Let me be the one to say, there is absolutely, positively, nothing wrong with being different! We all want to be different sometimes, whether we want to stand out on our college application, or if we really want that job we've just interviewed for. WE ALL WANT TO BE DIFFERENT.

However, in Jane's case... being different=being an outcast=BAD!

So, what should Jane do? First, I suggest that Jane talks to her mother. I'm sure her mother can alleviate some of the stress behind those words. But most importantly she's going to have to learn to cope on her own. So... I recommend that Jane evaluates herself, list the things that make her different from other girls and explain to herself why these are 'good' things.. Chances are her list looks like this:

  1. I'm on the dance team (result: you're in the new dance production at school)
  2. Involved in student government (result: you're in line to become the new Student Body President)
  3. I consider myself very conservative and classy (result: hey, the results are endless)
  4. I'm a straight A student (result: you've made the dean's list)
  5. I have green eyes and strawberry blonde hair (result: you're not a blonde, or a brunette... but who really cares?)
  6. I'm very tall and lean (result: you may one day become a model, or maybe even a basketball star)
  7. etc, etc, etc.
DO YOU GET MY DRIFT? The things that make you different aren't always bad things. As a matter of fact, they're almost always good things just portrayed as bad things.

Variations of the line "you are different":
  • "It's just something about you"
  • "You're not my type"
  • "I've never had a girlfriend like you before"
I hope I've alleviated some unnecessary stress in your life...

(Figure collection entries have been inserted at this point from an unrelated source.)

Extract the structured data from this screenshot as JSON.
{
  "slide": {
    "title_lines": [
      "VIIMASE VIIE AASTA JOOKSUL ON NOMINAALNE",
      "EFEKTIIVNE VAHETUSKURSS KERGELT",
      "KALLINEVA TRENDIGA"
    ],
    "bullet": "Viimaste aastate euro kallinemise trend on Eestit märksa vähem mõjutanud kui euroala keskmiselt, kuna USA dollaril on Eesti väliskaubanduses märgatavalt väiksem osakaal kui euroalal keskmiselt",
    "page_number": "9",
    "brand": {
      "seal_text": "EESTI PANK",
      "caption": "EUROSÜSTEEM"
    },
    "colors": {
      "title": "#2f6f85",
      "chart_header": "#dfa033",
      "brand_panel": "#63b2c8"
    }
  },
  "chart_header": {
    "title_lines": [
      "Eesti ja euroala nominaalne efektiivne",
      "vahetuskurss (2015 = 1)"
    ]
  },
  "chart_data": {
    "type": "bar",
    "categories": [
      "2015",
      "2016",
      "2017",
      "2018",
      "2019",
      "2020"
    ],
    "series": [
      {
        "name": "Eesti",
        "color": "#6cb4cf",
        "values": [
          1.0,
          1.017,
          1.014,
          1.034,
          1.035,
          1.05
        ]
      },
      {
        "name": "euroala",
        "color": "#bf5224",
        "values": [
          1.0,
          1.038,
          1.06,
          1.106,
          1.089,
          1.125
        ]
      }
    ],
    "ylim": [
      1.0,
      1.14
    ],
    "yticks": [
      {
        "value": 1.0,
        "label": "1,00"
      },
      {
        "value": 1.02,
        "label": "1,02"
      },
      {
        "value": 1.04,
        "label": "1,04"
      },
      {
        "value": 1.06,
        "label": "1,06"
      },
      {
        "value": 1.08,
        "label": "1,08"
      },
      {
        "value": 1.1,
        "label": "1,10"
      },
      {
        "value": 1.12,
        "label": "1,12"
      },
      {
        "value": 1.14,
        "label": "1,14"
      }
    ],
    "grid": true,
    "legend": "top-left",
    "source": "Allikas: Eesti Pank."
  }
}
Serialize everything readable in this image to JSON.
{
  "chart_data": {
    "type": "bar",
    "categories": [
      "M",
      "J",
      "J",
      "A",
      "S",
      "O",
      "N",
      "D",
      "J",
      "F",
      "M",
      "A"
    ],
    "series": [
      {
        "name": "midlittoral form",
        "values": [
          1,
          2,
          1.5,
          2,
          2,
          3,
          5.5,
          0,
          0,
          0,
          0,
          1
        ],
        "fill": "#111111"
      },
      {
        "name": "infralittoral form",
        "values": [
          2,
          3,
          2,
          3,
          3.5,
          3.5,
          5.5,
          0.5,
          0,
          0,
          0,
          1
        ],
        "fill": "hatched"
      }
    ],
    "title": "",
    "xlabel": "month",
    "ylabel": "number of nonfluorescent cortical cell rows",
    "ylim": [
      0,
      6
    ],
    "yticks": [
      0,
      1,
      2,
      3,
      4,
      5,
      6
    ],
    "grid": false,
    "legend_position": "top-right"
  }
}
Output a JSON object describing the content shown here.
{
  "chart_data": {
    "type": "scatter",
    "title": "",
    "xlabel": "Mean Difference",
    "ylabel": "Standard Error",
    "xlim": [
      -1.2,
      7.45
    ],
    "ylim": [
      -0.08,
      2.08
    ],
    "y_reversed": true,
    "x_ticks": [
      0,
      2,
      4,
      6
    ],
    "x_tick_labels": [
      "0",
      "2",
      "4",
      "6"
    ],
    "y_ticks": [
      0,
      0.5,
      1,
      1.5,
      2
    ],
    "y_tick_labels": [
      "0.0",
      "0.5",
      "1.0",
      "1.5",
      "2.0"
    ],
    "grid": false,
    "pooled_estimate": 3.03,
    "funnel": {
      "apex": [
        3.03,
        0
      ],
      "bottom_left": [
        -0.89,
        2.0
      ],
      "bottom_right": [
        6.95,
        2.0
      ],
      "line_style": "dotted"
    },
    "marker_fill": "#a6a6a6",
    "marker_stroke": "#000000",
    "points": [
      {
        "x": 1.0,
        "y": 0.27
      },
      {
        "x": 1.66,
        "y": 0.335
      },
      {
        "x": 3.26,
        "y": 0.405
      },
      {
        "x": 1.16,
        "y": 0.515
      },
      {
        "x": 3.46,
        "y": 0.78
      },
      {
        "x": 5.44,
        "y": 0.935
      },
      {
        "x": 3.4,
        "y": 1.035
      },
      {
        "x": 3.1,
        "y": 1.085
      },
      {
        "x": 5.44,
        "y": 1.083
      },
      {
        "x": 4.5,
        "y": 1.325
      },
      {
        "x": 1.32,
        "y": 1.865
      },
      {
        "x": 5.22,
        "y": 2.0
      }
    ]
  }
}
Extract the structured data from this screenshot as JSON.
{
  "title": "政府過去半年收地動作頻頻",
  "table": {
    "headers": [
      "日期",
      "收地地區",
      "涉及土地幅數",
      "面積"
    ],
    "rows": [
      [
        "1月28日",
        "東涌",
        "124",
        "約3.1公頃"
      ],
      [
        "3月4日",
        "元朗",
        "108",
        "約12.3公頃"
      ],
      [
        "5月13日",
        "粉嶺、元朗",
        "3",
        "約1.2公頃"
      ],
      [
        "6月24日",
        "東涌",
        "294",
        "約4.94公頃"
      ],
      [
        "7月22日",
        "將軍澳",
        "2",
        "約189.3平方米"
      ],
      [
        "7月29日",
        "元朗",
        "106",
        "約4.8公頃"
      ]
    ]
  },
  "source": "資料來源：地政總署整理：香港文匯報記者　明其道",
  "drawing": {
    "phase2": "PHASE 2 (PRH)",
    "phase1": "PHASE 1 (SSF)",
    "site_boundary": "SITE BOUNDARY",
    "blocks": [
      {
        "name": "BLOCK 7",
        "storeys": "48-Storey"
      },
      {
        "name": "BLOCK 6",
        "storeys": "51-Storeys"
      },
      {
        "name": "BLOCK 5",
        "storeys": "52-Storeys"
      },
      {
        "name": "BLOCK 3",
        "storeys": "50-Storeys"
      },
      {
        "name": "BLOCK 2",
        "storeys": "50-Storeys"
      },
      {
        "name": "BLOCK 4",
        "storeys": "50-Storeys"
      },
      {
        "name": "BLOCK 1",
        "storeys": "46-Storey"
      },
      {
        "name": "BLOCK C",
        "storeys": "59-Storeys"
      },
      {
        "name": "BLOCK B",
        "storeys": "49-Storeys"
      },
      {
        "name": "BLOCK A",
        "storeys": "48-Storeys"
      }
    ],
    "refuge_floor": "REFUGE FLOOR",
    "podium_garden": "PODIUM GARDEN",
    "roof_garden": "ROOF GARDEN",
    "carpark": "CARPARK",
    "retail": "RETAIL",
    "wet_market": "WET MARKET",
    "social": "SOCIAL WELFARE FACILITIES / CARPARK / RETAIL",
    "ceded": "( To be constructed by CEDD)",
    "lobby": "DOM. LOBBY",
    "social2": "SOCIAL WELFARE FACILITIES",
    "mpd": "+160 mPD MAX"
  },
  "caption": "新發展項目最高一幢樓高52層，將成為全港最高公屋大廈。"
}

If you have any other stories like this, or have had to deal with someone labeling you as "different", feel free to drop a comment.

4 comments:

DC said...

Oh it's just beautiful. Though I am a man and not faced such a situation as yet.. but the story is enlightening. You English, I must say, is elegant. It's nice reading your entries... ;-)

starmoonsun said...

oh man. i've always encountered those. but i just shrugged them off. but what bothered me most was that i also came across the complete opposite. there were these guys that i liked (not at the same time, but one after the other) and they both told me the same reason for not wanting to date me. it was because i was "the female version" of them. it's so weird because I wasn't sure if I was to feel offended or flattered. it really confused me too because i interpreted his notion of me being his female version as more of us being compatible because of our major similarities. but apparently we saw things differently. anyways, i don't really regret anything anyway. thinking about it now, i would've been ashamed to think if i ever did date them.

shanghai_my_heart said...

It's refreshing to read a blog like this.

Tiffany said...

Oh wow. This sounds familiar. Except it was always back and forth with this same guy since middle school. Up until sophomore year of high school, but we had grown up together since we were four. It always seemed like whenever I was tired of being rejected is when he would come and tell me how he felt, but being too stubborn I would say I didn't want to date him. Then, I would go back to him and he wouldn't want to date him. It was a tiresome story, but sadly we were best friends and now barely talk. Relationships seem to always complicate things especially during those awful middle school and high school years. Anywho good luck on planning your retreat and your class!